Lastly, researchers observed lower annualized asthma exacerbation rates among patients receiving tezepelumab compared with placebo. Among patients from the NAVIGATOR trial, the rate ratio was 0.42 (95% CI, 0.35-0.51), and in the SOURCE trial, the rate ratio was 0.61 (95% CI, 0.38-0.96).
Future studies
This study by Menzies-Gow and colleagues shows that tezepelumab has sustained effects over 2 years for patients with severe asthma, but there is a need for further studies on who can take it and measures that can be taken before treatment, according to an accompanying editorial by Richard Beasley, MBChB, FRACP, DM, FAAAAI, FRCP, DSc, FFOM, director of the Medical Research Institute of New Zealand, and Anne B. Chang, MBBS, MPHTM, FRACP, PhD, associate professor in the Child Health Research Centre at The University of Queensland in Australia.
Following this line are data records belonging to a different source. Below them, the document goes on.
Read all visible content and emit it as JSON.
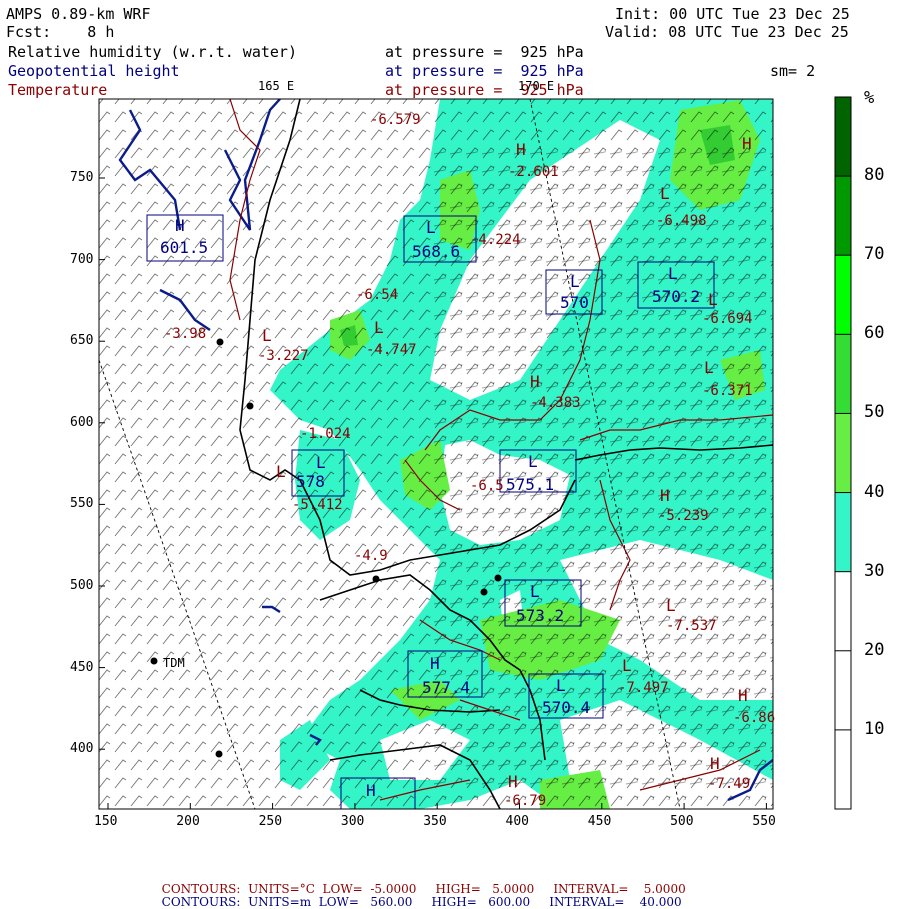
{
  "header": {
    "model": "AMPS 0.89-km WRF",
    "forecast": "Fcst:    8 h",
    "init": "Init: 00 UTC Tue 23 Dec 25",
    "valid": "Valid: 08 UTC Tue 23 Dec 25",
    "fields": [
      {
        "name": "Relative humidity (w.r.t. water)",
        "level": "at pressure =  925 hPa",
        "color": "#000000"
      },
      {
        "name": "Geopotential height",
        "level": "at pressure =  925 hPa",
        "color": "#000080"
      },
      {
        "name": "Temperature",
        "level": "at pressure =  925 hPa",
        "color": "#8b0000"
      }
    ],
    "smoothing": "sm= 2",
    "meridian_label": "165 E",
    "meridian_label2": "170 E"
  },
  "colorbar": {
    "unit": "%",
    "ticks": [
      "80",
      "70",
      "60",
      "50",
      "40",
      "30",
      "20",
      "10"
    ],
    "bands": [
      {
        "from": 0,
        "to": 30,
        "color": "#ffffff"
      },
      {
        "from": 30,
        "to": 40,
        "color": "#33f5c8"
      },
      {
        "from": 40,
        "to": 50,
        "color": "#66ee44"
      },
      {
        "from": 50,
        "to": 60,
        "color": "#33dd33"
      },
      {
        "from": 60,
        "to": 70,
        "color": "#00ff00"
      },
      {
        "from": 70,
        "to": 80,
        "color": "#009900"
      },
      {
        "from": 80,
        "to": 90,
        "color": "#006400"
      }
    ]
  },
  "axes": {
    "x_ticks": [
      "150",
      "200",
      "250",
      "300",
      "350",
      "400",
      "450",
      "500",
      "550"
    ],
    "y_ticks": [
      "750",
      "700",
      "650",
      "600",
      "550",
      "500",
      "450",
      "400"
    ]
  },
  "map_labels": {
    "stations": [
      {
        "name": "TDM"
      }
    ],
    "height_lows": [
      "568.6",
      "570",
      "570.2",
      "578",
      "573.2",
      "577.4",
      "570.4",
      "575.1"
    ],
    "height_highs": [
      "601.5"
    ],
    "temp_values": [
      "-6.579",
      "-2.601",
      "-4.224",
      "-6.498",
      "-6.694",
      "-6.371",
      "-4.383",
      "-6.54",
      "-4.747",
      "-3.227",
      "-3.98",
      "-1.024",
      "-5.412",
      "-5.239",
      "-7.537",
      "-7.497",
      "-6.86",
      "-7.49",
      "-6.79",
      "-6.5",
      "-4.9"
    ]
  },
  "footer": {
    "line1": {
      "label": "CONTOURS:",
      "units": "UNITS=°C",
      "low": "LOW=  -5.0000",
      "high": "HIGH=   5.0000",
      "interval": "INTERVAL=    5.0000",
      "color": "#8b0000"
    },
    "line2": {
      "label": "CONTOURS:",
      "units": "UNITS=m",
      "low": "LOW=   560.00",
      "high": "HIGH=   600.00",
      "interval": "INTERVAL=    40.000",
      "color": "#000080"
    }
  }
}
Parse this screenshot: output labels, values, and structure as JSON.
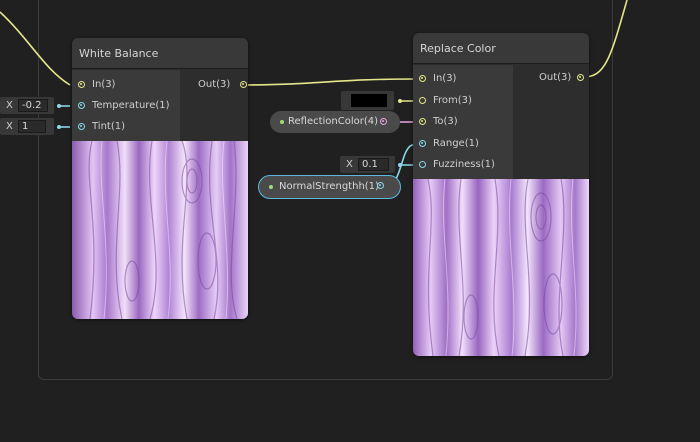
{
  "colors": {
    "vector3_port": "#e4e68a",
    "float_port": "#8ad8e8",
    "color_port": "#e8a8e0",
    "selected_outline": "#5eb8e0",
    "swatch_color": "#000000"
  },
  "nodes": {
    "white_balance": {
      "title": "White Balance",
      "inputs": [
        "In(3)",
        "Temperature(1)",
        "Tint(1)"
      ],
      "outputs": [
        "Out(3)"
      ]
    },
    "replace_color": {
      "title": "Replace Color",
      "inputs": [
        "In(3)",
        "From(3)",
        "To(3)",
        "Range(1)",
        "Fuzziness(1)"
      ],
      "outputs": [
        "Out(3)"
      ]
    }
  },
  "fields": {
    "temperature": {
      "axis": "X",
      "value": "-0.2"
    },
    "tint": {
      "axis": "X",
      "value": "1"
    },
    "fuzziness": {
      "axis": "X",
      "value": "0.1"
    }
  },
  "properties": {
    "reflection_color": "ReflectionColor(4)",
    "normal_strength": "NormalStrengthh(1)"
  }
}
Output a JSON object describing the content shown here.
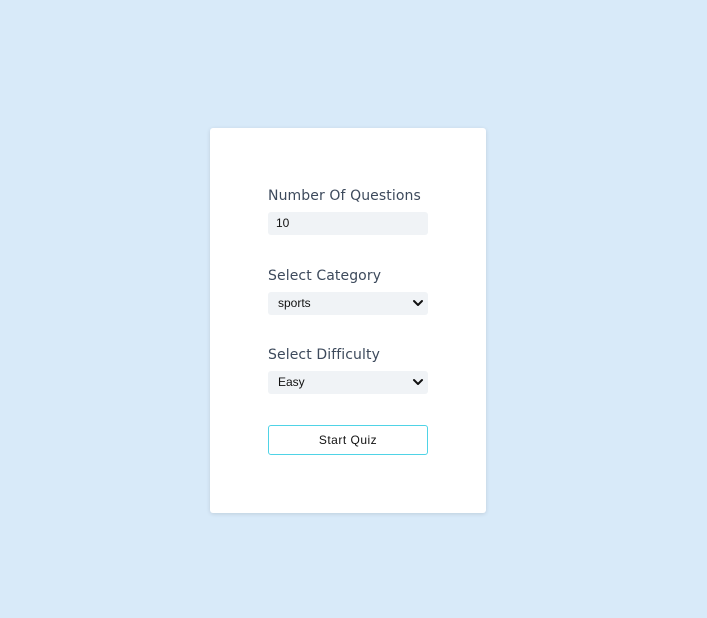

“We propose that in considering whether tezepelumab is the ubiquitous biologic for severe asthma, further consideration needs to be given to efficacy for children and adolescents and to cardiac-related safety for all,” Beasley and Chang wrote. “Furthermore, a comprehensive systematic assessment and management of treatable traits, together with a therapeutic trial of ICS-formoterol maintenance and reliever therapy, should be undertaken before tezepelumab, or indeed any biologic therapy, is initiated, in case these measures result in sufficient clinical improvement that mean tezepelumab therapy would not be required.”